When using multiple throttles in middleware, put the cheapest (lowest limit, most likely to fire) first. A throttle that rejects a request early prevents the more expensive throttles from running at all:

from traffik.middleware import ThrottleMiddleware

# Burst throttle (cheap, low limit) runs first
# Sustained throttle (more expensive, higher limit) only runs if burst passes
app.add_middleware(
    ThrottleMiddleware,
    throttles=[burst_throttle, sustained_throttle],
    # cheap_first=True is the default — throttles are automatically sorted
)

Traffik's middleware already applies cheap_first ordering by default, so this is mostly about being deliberate when configuring multiple throttles.


10. Avoid Sub-Second Rate Windows in Production

Sub-second windows (e.g., "100/500ms", "10/100ms") trigger locking in FixedWindow and SlidingWindowCounter — even when they would otherwise be lock-free. This is necessary for accuracy at millisecond precision, but it adds distributed lock overhead on every request.

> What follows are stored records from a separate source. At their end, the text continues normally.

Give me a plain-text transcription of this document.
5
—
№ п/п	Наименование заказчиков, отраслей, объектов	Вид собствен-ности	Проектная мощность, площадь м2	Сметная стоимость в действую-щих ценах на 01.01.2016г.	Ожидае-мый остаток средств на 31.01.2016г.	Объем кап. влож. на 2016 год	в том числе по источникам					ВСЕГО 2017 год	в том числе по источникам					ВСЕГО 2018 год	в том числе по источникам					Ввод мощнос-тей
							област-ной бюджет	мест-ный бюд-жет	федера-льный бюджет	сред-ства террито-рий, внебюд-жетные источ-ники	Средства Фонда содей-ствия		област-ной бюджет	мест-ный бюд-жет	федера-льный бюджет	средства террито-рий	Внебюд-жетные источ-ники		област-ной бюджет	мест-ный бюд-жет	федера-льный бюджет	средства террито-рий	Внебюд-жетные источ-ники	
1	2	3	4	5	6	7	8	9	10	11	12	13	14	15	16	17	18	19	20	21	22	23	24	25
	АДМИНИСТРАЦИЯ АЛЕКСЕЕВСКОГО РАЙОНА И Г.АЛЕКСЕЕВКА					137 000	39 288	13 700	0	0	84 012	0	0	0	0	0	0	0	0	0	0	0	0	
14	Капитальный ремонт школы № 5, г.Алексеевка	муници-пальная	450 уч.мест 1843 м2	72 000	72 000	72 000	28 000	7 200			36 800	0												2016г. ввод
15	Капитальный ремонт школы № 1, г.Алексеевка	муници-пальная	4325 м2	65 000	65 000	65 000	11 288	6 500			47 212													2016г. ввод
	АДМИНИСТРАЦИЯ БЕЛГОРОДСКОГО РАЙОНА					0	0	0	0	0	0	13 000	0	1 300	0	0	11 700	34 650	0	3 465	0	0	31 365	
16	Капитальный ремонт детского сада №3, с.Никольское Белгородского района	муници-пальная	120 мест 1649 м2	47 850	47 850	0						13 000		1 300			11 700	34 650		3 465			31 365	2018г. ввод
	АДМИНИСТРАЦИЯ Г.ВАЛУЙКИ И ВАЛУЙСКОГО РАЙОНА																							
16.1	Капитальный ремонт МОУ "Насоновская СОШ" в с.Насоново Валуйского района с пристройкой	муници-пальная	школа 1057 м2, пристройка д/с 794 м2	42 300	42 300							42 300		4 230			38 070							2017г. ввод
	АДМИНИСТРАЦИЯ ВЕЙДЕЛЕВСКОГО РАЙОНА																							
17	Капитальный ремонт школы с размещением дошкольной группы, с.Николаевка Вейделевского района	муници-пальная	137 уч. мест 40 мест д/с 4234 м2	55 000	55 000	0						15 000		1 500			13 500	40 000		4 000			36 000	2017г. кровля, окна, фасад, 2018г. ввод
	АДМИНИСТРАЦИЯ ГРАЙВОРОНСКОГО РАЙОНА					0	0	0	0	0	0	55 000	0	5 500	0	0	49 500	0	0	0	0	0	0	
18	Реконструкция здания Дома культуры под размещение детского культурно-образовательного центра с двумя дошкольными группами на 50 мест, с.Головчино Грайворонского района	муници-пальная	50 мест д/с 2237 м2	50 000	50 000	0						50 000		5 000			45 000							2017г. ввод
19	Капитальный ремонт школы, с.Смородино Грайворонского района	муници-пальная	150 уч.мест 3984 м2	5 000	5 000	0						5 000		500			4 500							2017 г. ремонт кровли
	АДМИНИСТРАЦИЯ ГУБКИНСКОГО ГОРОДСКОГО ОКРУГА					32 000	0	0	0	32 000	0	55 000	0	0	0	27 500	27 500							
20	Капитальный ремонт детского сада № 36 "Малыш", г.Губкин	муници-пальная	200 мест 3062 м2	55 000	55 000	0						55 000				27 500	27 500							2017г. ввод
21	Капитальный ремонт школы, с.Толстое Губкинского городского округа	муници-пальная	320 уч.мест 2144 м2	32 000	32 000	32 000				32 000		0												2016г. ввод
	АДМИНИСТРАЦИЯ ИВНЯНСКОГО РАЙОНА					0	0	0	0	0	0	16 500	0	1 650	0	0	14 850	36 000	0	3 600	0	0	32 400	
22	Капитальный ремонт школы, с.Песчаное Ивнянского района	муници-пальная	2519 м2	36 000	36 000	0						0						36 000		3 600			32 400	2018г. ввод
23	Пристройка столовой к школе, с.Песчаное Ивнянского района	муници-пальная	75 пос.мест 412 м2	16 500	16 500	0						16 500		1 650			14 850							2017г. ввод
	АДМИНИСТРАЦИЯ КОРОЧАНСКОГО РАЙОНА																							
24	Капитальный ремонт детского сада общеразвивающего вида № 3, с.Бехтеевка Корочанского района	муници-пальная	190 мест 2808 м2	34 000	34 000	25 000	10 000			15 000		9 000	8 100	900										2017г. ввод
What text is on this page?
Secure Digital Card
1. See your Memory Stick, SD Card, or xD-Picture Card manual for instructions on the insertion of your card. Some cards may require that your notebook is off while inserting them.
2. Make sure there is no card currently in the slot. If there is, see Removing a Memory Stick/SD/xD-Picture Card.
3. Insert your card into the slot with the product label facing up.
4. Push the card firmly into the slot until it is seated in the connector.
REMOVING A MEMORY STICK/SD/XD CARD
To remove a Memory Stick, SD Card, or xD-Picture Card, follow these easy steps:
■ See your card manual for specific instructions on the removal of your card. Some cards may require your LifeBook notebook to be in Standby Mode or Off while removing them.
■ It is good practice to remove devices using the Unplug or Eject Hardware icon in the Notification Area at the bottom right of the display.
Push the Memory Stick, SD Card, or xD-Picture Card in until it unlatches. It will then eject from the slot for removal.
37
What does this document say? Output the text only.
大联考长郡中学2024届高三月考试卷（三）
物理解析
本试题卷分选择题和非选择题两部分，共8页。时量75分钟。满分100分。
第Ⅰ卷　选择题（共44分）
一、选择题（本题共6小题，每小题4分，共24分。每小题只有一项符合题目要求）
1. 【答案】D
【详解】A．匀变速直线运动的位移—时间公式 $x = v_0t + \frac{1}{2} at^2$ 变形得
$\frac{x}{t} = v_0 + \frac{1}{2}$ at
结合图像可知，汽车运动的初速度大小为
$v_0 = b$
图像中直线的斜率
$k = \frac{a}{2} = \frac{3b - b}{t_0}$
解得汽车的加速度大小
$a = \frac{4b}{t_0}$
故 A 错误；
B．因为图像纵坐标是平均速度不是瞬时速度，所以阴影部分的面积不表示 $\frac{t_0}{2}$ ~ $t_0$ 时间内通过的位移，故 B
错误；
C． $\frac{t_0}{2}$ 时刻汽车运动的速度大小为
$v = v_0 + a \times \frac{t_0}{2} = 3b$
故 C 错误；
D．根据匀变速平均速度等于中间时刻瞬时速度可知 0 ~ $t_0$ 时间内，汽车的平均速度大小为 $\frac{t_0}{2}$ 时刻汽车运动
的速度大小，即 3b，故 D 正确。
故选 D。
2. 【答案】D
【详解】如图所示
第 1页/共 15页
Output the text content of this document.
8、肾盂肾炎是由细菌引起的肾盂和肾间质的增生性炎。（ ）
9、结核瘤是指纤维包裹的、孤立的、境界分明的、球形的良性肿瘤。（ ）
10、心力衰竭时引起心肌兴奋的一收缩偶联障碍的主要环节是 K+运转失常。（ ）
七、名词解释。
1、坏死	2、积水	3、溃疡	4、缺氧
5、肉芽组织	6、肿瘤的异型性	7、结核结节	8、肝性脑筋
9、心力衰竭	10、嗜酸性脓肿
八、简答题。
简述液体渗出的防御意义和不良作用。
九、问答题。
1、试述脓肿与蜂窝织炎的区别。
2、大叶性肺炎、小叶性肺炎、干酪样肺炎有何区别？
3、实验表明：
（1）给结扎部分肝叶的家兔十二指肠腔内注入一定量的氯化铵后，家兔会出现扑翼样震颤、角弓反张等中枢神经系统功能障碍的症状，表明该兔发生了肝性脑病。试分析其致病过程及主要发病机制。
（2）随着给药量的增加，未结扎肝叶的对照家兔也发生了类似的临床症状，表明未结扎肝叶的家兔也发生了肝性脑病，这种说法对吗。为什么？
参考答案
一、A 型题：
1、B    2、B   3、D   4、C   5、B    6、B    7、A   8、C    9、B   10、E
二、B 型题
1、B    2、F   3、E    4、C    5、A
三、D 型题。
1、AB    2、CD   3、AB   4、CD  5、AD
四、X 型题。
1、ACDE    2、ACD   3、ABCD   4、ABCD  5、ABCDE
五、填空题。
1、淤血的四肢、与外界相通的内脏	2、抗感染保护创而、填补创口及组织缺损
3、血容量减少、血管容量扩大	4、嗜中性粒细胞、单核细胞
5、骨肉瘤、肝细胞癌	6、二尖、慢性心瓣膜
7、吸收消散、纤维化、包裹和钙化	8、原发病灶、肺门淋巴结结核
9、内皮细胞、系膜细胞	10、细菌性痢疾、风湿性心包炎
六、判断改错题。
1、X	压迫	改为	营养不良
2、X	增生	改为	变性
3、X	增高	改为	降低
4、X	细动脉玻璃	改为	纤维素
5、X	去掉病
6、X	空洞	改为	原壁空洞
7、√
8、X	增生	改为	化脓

# Lock-free: uses atomic increment_with_ttl only
throttle = HTTPThrottle("api", rate="6000/min")    # 60s window >= 1s

# Requires locking: sub-second window
throttle = HTTPThrottle("api", rate="100/500ms")   # 500ms < 1s

In most cases, you can express the same intent with a >= 1s window and get better performance:

# These are semantically equivalent for burst protection:
throttle = HTTPThrottle("api", rate="20/sec")       # 1s window, no lock overhead
# vs.
throttle = HTTPThrottle("api", rate="10/500ms")     # 500ms window, adds lock overhead

Use sub-second windows when you genuinely need millisecond-level burst control. Otherwise, stick to seconds.


Putting It All Together

Here's a production-optimized configuration for a high-traffic API:

from traffik import HTTPThrottle, EXEMPTED
from traffik.backends.redis import RedisBackend
from traffik.strategies import FixedWindow

# Redis backend (distributed, production-grade)
backend = RedisBackend(
    "redis://localhost:6379",
    namespace="myapp",
    on_error="allow",  # Fail open on backend errors (tune per your risk tolerance)
)

# Efficient identifier: fast header read, exempt internal services
async def api_identifier(request):
    if request.headers.get("X-Internal") == "true":
        return EXEMPTED
    return request.headers.get("X-API-Key") or request.client.host

# Fast strategy: FixedWindow with >= 1s window = lock-free path
throttle = HTTPThrottle(
    "api:v1",
    rate="1000/min",          # 60s window, no lock overhead
    strategy=FixedWindow(),
    identifier=api_identifier,
    cache_ids=True,            # Cache identifier per connection
    backend=backend,
)